Tiny Pineapple

ananas comosus (L.) minimus

Mountain Nurse

by Peggy Gaddis (1959)
Mountain Nurse

Nurse Julie’s job was her whole life. Could she risk losing it…to find herself as a woman?

“I’m not going to ask you to marry me,” Ken said — and Julie felt the words like a blow. For one awful moment she was speechless. Then her angry, hurting words rushed out. “I don’t want you to ask me to marry you! I wouldn’t even if you did!”

After all, why should she? Her fabulous job — the job that meant so much to her — was waiting. Who needed Ken?

But her heart lurched, for not until this moment had she admitted even to herself that she was in love with him.

Movietown Nurse

by Betsy Bell (1984)
Movietown Nurse

Unusual assignments were nothing new to Grace Vincent, R.N. Yet few were as strange — or exciting — as her nursing stint with a movie company shooting a science-fiction epic on a desert. To Grace, the world of the Hollywood actors and crew seemed as awesome as the distant planet in the film, and she felt like a mere mortal among gods. But the movie people all became her fans when she defied the stubborn director in order to save the life of a stuntman. Even Cliff Mercer, the director himself, became her admirer once he’d simmered down. That was how their romance began. But something warned Grace she could never keep the interest of a man like Cliff, always surrounded by the country’s most beautiful, fascinating women.

My Favorite Nurse

by Gail Everett (1968)
My Favorite Nurse

The doctor prescribed fun for Nurse Roanna — and she chose the playboy…

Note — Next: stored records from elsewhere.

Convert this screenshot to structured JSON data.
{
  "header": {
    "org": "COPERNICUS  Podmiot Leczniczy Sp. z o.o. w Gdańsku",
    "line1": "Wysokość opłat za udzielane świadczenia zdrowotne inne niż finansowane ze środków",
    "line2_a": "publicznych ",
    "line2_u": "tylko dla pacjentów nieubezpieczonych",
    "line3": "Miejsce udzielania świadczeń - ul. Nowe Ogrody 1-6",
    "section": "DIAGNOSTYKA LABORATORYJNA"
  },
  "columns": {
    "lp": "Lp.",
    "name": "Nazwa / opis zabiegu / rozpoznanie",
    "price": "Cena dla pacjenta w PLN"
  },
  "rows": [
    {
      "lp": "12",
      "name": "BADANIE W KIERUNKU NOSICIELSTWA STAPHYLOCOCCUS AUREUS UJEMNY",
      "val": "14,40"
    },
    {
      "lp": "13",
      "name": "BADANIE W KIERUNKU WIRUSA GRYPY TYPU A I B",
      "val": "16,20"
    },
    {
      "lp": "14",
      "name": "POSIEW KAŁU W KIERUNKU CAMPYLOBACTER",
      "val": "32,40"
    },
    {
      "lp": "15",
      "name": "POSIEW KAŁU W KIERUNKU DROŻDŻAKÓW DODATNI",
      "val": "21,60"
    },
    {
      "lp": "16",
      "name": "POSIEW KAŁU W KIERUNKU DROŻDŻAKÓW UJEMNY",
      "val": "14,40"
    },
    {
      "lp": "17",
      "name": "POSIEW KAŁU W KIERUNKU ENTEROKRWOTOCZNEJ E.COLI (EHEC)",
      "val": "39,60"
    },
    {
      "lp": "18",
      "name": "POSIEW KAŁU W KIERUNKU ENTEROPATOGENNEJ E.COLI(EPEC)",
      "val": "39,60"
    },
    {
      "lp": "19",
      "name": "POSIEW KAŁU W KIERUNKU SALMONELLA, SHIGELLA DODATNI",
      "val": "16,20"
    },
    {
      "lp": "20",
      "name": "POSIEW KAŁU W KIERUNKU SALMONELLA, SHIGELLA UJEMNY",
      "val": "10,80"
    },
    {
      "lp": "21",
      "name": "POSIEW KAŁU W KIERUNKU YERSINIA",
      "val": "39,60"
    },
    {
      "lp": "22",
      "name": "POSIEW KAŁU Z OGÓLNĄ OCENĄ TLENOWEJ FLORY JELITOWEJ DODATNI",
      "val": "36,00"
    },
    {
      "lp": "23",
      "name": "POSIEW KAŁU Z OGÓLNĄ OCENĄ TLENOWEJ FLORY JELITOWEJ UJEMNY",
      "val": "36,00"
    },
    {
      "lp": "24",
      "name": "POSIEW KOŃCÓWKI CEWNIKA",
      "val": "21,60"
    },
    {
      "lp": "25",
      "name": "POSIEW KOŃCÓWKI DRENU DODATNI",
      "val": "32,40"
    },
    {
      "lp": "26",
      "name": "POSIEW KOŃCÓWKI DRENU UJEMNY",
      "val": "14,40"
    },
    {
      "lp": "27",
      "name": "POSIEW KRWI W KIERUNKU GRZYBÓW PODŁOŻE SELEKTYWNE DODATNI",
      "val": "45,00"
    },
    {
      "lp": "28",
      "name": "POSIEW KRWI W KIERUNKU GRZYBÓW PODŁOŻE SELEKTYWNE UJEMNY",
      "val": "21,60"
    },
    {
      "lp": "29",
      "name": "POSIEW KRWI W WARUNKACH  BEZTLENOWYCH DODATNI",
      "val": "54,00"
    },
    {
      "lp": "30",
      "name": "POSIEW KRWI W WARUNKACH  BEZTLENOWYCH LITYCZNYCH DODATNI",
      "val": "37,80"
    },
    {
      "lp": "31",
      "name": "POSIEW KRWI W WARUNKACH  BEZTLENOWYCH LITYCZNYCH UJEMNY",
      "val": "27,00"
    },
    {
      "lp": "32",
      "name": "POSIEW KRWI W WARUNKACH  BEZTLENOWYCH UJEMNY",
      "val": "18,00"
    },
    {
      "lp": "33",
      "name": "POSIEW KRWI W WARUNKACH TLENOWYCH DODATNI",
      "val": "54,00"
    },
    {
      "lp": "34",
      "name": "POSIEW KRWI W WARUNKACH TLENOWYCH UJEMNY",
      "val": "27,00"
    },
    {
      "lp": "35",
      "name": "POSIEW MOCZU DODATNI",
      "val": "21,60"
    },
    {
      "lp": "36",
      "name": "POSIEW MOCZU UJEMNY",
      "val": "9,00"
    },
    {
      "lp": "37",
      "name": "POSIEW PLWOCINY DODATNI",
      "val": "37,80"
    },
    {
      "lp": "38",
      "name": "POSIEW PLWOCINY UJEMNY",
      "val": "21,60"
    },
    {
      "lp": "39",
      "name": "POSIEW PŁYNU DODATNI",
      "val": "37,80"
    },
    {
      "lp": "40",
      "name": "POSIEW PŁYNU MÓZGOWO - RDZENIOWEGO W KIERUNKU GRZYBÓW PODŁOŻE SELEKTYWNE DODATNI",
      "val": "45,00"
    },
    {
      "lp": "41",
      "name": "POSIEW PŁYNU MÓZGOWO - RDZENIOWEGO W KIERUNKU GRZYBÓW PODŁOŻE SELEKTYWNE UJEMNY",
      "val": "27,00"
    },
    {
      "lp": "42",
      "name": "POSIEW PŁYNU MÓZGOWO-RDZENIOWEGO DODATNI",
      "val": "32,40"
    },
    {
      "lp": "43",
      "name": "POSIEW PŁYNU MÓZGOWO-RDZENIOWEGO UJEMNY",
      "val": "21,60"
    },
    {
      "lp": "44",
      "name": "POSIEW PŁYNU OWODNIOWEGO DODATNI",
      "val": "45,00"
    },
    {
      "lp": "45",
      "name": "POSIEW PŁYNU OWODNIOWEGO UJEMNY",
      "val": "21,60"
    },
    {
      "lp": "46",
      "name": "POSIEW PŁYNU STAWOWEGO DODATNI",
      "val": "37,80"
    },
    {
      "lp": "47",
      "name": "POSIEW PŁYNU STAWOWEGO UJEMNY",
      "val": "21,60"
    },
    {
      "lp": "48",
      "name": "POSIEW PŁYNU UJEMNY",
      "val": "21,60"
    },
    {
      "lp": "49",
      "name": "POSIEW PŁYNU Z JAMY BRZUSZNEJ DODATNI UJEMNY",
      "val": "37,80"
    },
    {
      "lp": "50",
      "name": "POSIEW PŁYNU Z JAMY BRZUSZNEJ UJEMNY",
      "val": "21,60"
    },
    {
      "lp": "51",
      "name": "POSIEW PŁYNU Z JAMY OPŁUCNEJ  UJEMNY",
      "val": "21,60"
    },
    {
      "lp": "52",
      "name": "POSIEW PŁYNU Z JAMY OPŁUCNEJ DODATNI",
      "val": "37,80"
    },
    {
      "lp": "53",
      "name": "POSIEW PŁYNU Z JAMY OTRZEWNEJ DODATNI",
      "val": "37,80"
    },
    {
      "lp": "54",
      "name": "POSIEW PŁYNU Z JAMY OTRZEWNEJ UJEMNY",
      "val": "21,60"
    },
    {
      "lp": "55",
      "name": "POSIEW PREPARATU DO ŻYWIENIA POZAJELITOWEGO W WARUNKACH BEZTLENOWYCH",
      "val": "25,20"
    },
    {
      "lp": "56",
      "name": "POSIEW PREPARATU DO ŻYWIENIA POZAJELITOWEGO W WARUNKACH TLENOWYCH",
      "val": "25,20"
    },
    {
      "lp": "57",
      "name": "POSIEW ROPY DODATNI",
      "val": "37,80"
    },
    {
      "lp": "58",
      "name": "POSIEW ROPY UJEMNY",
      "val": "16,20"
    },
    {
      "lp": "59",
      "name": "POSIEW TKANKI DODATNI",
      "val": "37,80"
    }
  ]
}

When Roanna Evans’ attractive colleague, Dr. Bill Benton, prescribed a change of pace for the overworked hospital nurse, he felt uneasy at the surprise job opportunity offered her.

As she got a taste of the new life her position as a nurse in a luxury department store gave her, Roanna felt her spirits revive…much to Dr. Benton’s growing displeasure. For, besides her glamorous job, there was the disarmingly handsome Ted Holland, her employer’s son, who wanted to claim as many of Roanna’s off-duty hours as her on-the-job ones.

Romance had always taken second place to the more serious demands of nursing for Roanna — and she was determined now to enjoy the fun she had long missed…with Ted.

And Dr. Benton was rapidly regretting the medicine he had prescribed for his favorite nurse…

My Friend, Doctor John

by Marjorie Norrell (1967)
My Friend, Doctor John

Half the nurses at the hospital had, at one time or another, referred to the Senior R.M.O., John Reddman, as “My friend, Doctor John” — but that was as far as it had ever got.

Would Nurse Karen Mason be any luckier than all the rest of them?